Wednesday S&P 500 0.82% | NASDAQ 1.77%
Markets recovered most losses on the day and the tech-heavy NASDAQ surpassed the 20,000 milestone for the first time as tech stocks continued to jostle for position. The big news on the day was CPI data, with the Core CPI figures (excludes volatile food and energy categories) coming in flat for November. Markets are pricing in a .25% rate cut after the Federal Reserve meets on December 17th and 18th and stalling inflation data shouldn’t inhibit an additional cut before year-end.
Thursday S&P 500 -0.54% | NASDAQ -0.66%
Continuing and Jobless claims rose higher and markets took note. Major indexes fell through the close on additional data related to producer prices rising in November. Increases in producer prices often foreshadow a rise on consumer prices.
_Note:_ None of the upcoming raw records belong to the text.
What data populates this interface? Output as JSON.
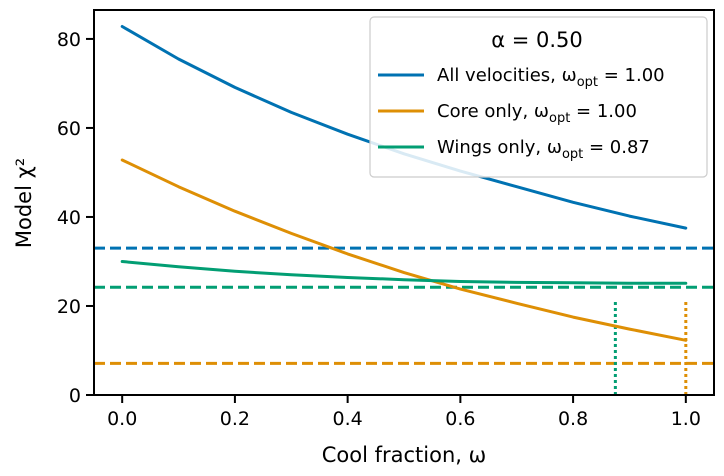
{
  "chart_data": {
    "type": "line",
    "x_label": "Cool fraction, ω",
    "y_label": "Model χ²",
    "xlim": [
      -0.05,
      1.05
    ],
    "ylim": [
      0,
      86.5
    ],
    "x_ticks": [
      "0.0",
      "0.2",
      "0.4",
      "0.6",
      "0.8",
      "1.0"
    ],
    "y_ticks": [
      "0",
      "20",
      "40",
      "60",
      "80"
    ],
    "legend": {
      "title": "α = 0.50",
      "position": "top-right",
      "entries": [
        {
          "prefix": "All velocities, ω",
          "sub": "opt",
          "suffix": " = 1.00"
        },
        {
          "prefix": "Core only, ω",
          "sub": "opt",
          "suffix": " = 1.00"
        },
        {
          "prefix": "Wings only, ω",
          "sub": "opt",
          "suffix": " = 0.87"
        }
      ]
    },
    "series": [
      {
        "name": "All velocities",
        "color": "#0072B2",
        "x": [
          0.0,
          0.1,
          0.2,
          0.3,
          0.4,
          0.5,
          0.6,
          0.7,
          0.8,
          0.9,
          1.0
        ],
        "y": [
          82.8,
          75.5,
          69.1,
          63.5,
          58.6,
          54.2,
          50.3,
          46.8,
          43.3,
          40.2,
          37.5
        ]
      },
      {
        "name": "Core only",
        "color": "#DE8F05",
        "x": [
          0.0,
          0.1,
          0.2,
          0.3,
          0.4,
          0.5,
          0.6,
          0.7,
          0.8,
          0.9,
          1.0
        ],
        "y": [
          52.8,
          46.8,
          41.3,
          36.3,
          31.7,
          27.5,
          23.8,
          20.6,
          17.5,
          14.8,
          12.3
        ]
      },
      {
        "name": "Wings only",
        "color": "#029E73",
        "x": [
          0.0,
          0.1,
          0.2,
          0.3,
          0.4,
          0.5,
          0.6,
          0.7,
          0.8,
          0.9,
          1.0
        ],
        "y": [
          30.0,
          28.8,
          27.8,
          27.0,
          26.4,
          25.9,
          25.5,
          25.3,
          25.2,
          25.1,
          25.1
        ]
      }
    ],
    "hlines": [
      {
        "y": 33.0,
        "color": "#0072B2",
        "style": "dashed"
      },
      {
        "y": 24.2,
        "color": "#029E73",
        "style": "dashed"
      },
      {
        "y": 7.1,
        "color": "#DE8F05",
        "style": "dashed"
      }
    ],
    "vlines": [
      {
        "x": 0.875,
        "y_top": 21.5,
        "color": "#029E73",
        "style": "dotted"
      },
      {
        "x": 1.0,
        "y_top": 21.5,
        "color": "#DE8F05",
        "style": "dotted"
      }
    ]
  }
}
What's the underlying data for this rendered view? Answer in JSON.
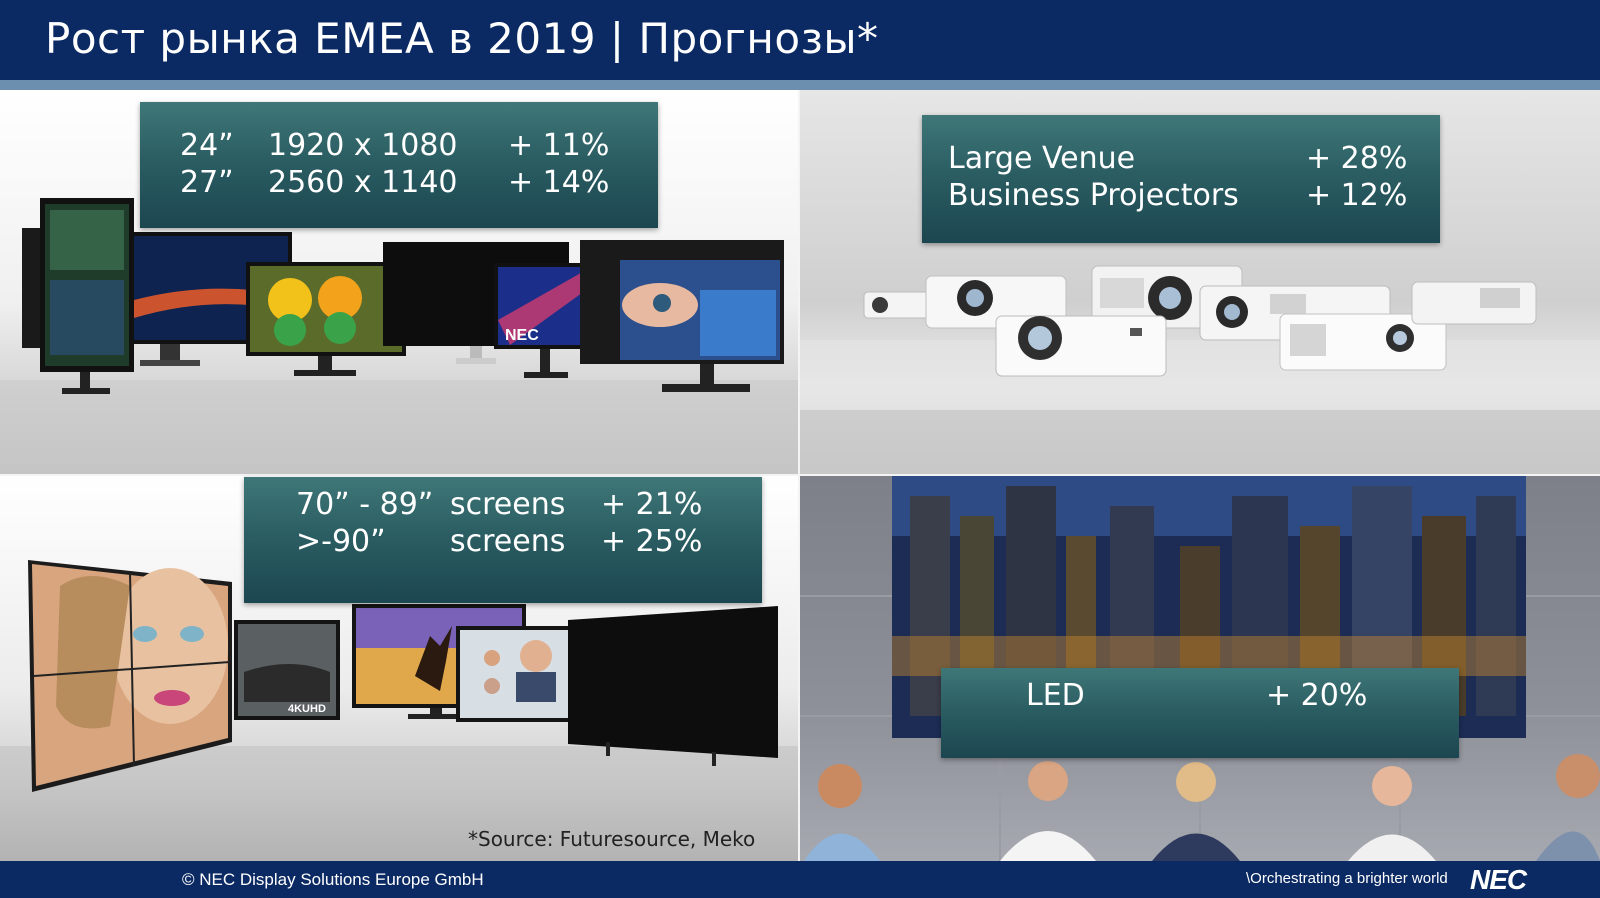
{
  "slide": {
    "title": "Рост рынка EMEA в 2019 | Прогнозы*",
    "colors": {
      "header": "#0b2a63",
      "accent": "#6c8fb0",
      "box": "#2b5e63"
    }
  },
  "monitors": {
    "rows": [
      {
        "size": "24”",
        "resolution": "1920 x 1080",
        "growth": "+ 11%"
      },
      {
        "size": "27”",
        "resolution": "2560 x 1140",
        "growth": "+ 14%"
      }
    ],
    "brand_label": "NEC"
  },
  "projectors": {
    "rows": [
      {
        "label": "Large Venue",
        "growth": "+ 28%"
      },
      {
        "label": "Business Projectors",
        "growth": "+ 12%"
      }
    ]
  },
  "large_displays": {
    "rows": [
      {
        "size": "70” - 89”",
        "label": "screens",
        "growth": "+ 21%"
      },
      {
        "size": ">-90”",
        "label": "screens",
        "growth": "+ 25%"
      }
    ],
    "badge": "4KUHD"
  },
  "led": {
    "label": "LED",
    "growth": "+ 20%"
  },
  "source_note": "*Source: Futuresource, Meko",
  "footer": {
    "copyright": "© NEC Display Solutions Europe GmbH",
    "tagline": "\\Orchestrating a brighter world",
    "brand": "NEC"
  }
}
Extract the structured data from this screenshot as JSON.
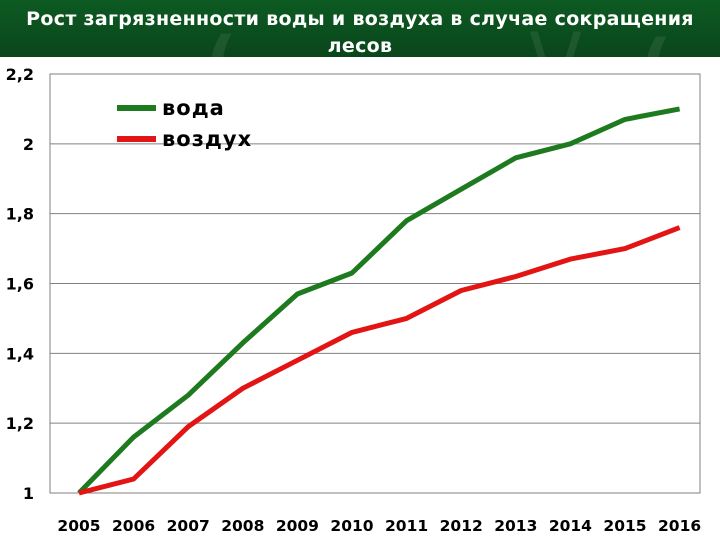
{
  "title": "Рост загрязненности воды и воздуха в случае сокращения лесов",
  "chart_data": {
    "type": "line",
    "title": "Рост загрязненности воды и воздуха в случае сокращения лесов",
    "categories": [
      "2005",
      "2006",
      "2007",
      "2008",
      "2009",
      "2010",
      "2011",
      "2012",
      "2013",
      "2014",
      "2015",
      "2016"
    ],
    "yticks": [
      "1",
      "1,2",
      "1,4",
      "1,6",
      "1,8",
      "2",
      "2,2"
    ],
    "ylim": [
      1,
      2.2
    ],
    "grid": "horizontal",
    "legend_position": "top-left",
    "series": [
      {
        "name": "вода",
        "color": "#1e7a1e",
        "values": [
          1.0,
          1.16,
          1.28,
          1.43,
          1.57,
          1.63,
          1.78,
          1.87,
          1.96,
          2.0,
          2.07,
          2.1
        ]
      },
      {
        "name": "воздух",
        "color": "#e21414",
        "values": [
          1.0,
          1.04,
          1.19,
          1.3,
          1.38,
          1.46,
          1.5,
          1.58,
          1.62,
          1.67,
          1.7,
          1.76
        ]
      }
    ]
  }
}
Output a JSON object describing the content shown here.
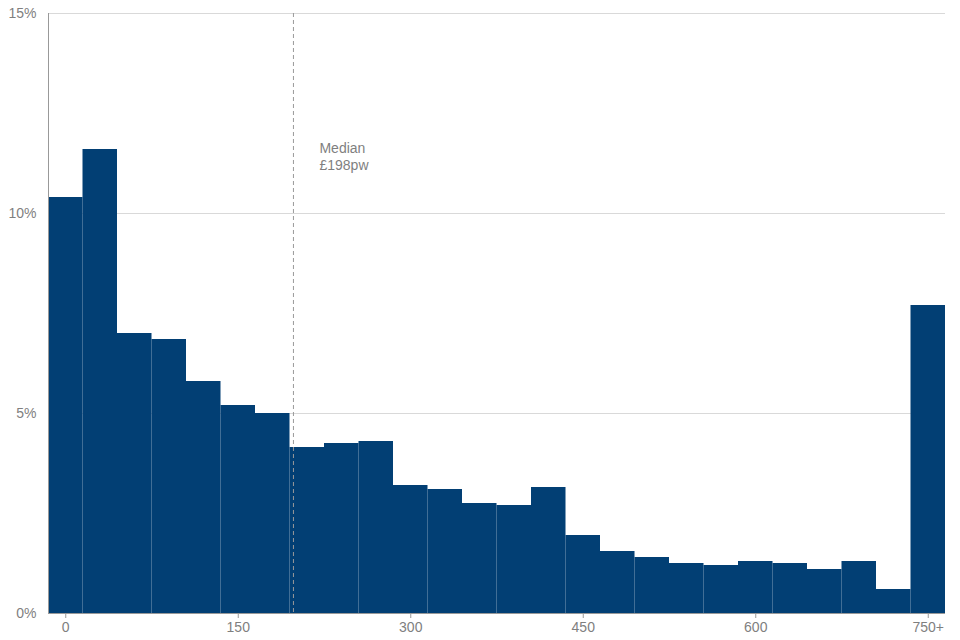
{
  "chart_data": {
    "type": "histogram",
    "bins": [
      -15,
      15,
      45,
      75,
      105,
      135,
      165,
      195,
      225,
      255,
      285,
      315,
      345,
      375,
      405,
      435,
      465,
      495,
      525,
      555,
      585,
      615,
      645,
      675,
      705,
      735,
      765
    ],
    "values": [
      10.4,
      11.6,
      7.0,
      6.85,
      5.8,
      5.2,
      5.0,
      4.15,
      4.25,
      4.3,
      3.2,
      3.1,
      2.75,
      2.7,
      3.15,
      1.95,
      1.55,
      1.4,
      1.25,
      1.2,
      1.3,
      1.25,
      1.1,
      1.3,
      0.6,
      7.7
    ],
    "color": "#023f74",
    "xlim": [
      -15,
      765
    ],
    "xticks": [
      0,
      150,
      300,
      450,
      600,
      {
        "value": 750,
        "label": "750+"
      }
    ],
    "ylim": [
      0,
      15
    ],
    "yticks": [
      {
        "value": 0,
        "label": "0%"
      },
      {
        "value": 5,
        "label": "5%"
      },
      {
        "value": 10,
        "label": "10%"
      },
      {
        "value": 15,
        "label": "15%"
      }
    ],
    "grid": true,
    "annotations": [
      {
        "text": "Median\n£198pw",
        "x": 198
      }
    ]
  }
}
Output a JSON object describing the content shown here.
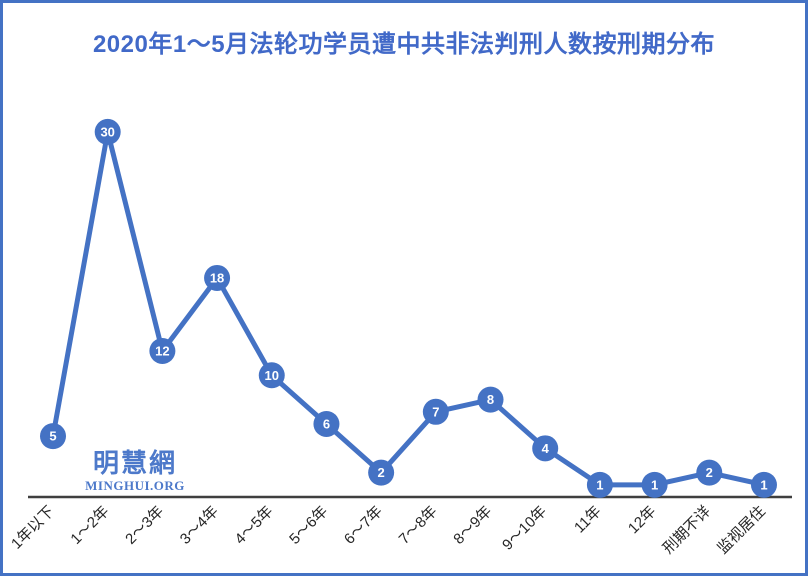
{
  "frame": {
    "background": "#ffffff",
    "border_color": "#4472c4"
  },
  "title": "2020年1～5月法轮功学员遭中共非法判刑人数按刑期分布",
  "title_color": "#4169c8",
  "watermark": {
    "line1": "明慧網",
    "line2": "MINGHUI.ORG",
    "color": "#4d79ca"
  },
  "chart_data": {
    "type": "line",
    "title": "2020年1～5月法轮功学员遭中共非法判刑人数按刑期分布",
    "categories": [
      "1年以下",
      "1～2年",
      "2～3年",
      "3～4年",
      "4～5年",
      "5～6年",
      "6～7年",
      "7～8年",
      "8～9年",
      "9～10年",
      "11年",
      "12年",
      "刑期不详",
      "监视居住"
    ],
    "values": [
      5,
      30,
      12,
      18,
      10,
      6,
      2,
      7,
      8,
      4,
      1,
      1,
      2,
      1
    ],
    "xlabel": "",
    "ylabel": "",
    "ylim": [
      0,
      30
    ],
    "grid": false,
    "legend": false,
    "data_labels": "inside-marker",
    "series_color": "#4472c4",
    "marker_text_color": "#ffffff",
    "axis_color": "#3f3f3f",
    "tick_label_color": "#262626"
  }
}
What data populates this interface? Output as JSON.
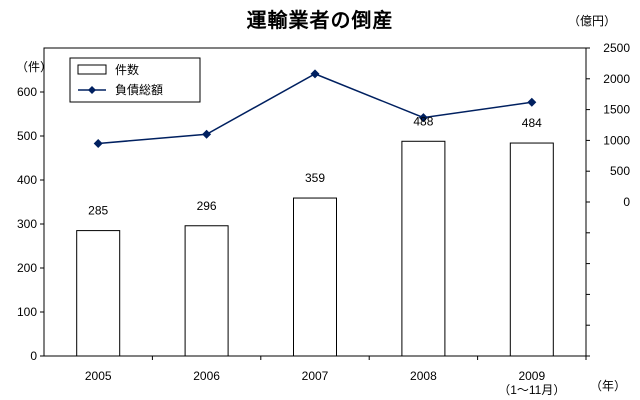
{
  "title": "運輸業者の倒産",
  "units": {
    "left": "（件）",
    "right": "（億円）",
    "x": "（年）"
  },
  "chart_data": {
    "type": "bar",
    "categories": [
      "2005",
      "2006",
      "2007",
      "2008",
      "2009\n（1〜11月）"
    ],
    "x_labels": [
      [
        "2005"
      ],
      [
        "2006"
      ],
      [
        "2007"
      ],
      [
        "2008"
      ],
      [
        "2009",
        "（1〜11月）"
      ]
    ],
    "series": [
      {
        "name": "件数",
        "type": "bar",
        "axis": "left",
        "values": [
          285,
          296,
          359,
          488,
          484
        ]
      },
      {
        "name": "負債総額",
        "type": "line",
        "axis": "right",
        "values": [
          950,
          1100,
          2080,
          1370,
          1620
        ]
      }
    ],
    "y_left": {
      "min": 0,
      "max": 700,
      "ticks": [
        0,
        100,
        200,
        300,
        400,
        500,
        600
      ]
    },
    "y_right": {
      "min": -2500,
      "max": 2500,
      "ticks": [
        0,
        500,
        1000,
        1500,
        2000,
        2500
      ]
    },
    "legend": {
      "position": "top-left",
      "items": [
        "件数",
        "負債総額"
      ]
    },
    "colors": {
      "bar_fill": "#ffffff",
      "bar_stroke": "#000000",
      "line": "#002060",
      "marker": "#002060"
    },
    "grid": false
  }
}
Friday S&P 500 0.00% | NASDAQ 0.12%
The week concluded with very little movement on Friday as data was digested from the CPI reports. Profit pulling could be a contributing factor after the recent trading highs ahead of the announcement of the next rate cut decision.
Conclusion S&P 500 -0.64% | NASDAQ 0.34%
After 3 solid weeks of gains, markets were mixed for the week as we cross into mid-month. The S&P500 fell slightly over the week but wasn’t without some turbulence. The index is up almost 27% YTD while the NASADAQ closed higher for the week ending up almost 33% YTD. With such strong growth, the question is whether the growth is sustainable going into 2025. Markets have enjoyed meaningful growth for 2 years since the low in October 2022. A correction, which is defined as a market decline of 10% or more from a previous peak, may be on the horizon but several factors point towards moderate growth in 2025. Corrections can be a good thing! They allow for the opportunity to rebalance from riskier assets as well as the opportunity to buy assets at cheaper purchase prices. One indicator has been the growth of the U.S. Economy YTD as well as the forecast for the 4th Quarter. The Atlanta Fed GDPNow is targeting a 3.3% Q4 increase (up from the 3rd quarter reading of 2.8%). A large percentage of the growth of the economy is attributable to the services industry which has shown little signs of stalling; however, goods prices will be top-of-mind in the months and quarters ahead. The framework for near-term growth is in place with the potential headwind being the pace of future rate cuts and slower production in the new year. The chances of markets finishing on a “Santa Claus Rally” for the balance of the year is still in play but this time of year is often an opportunity to give to other areas of the market and pare down highly appreciated asset classes in favor of others. As always, investors risk tolerance and goals are priority in the decision-making process for individual portfolios.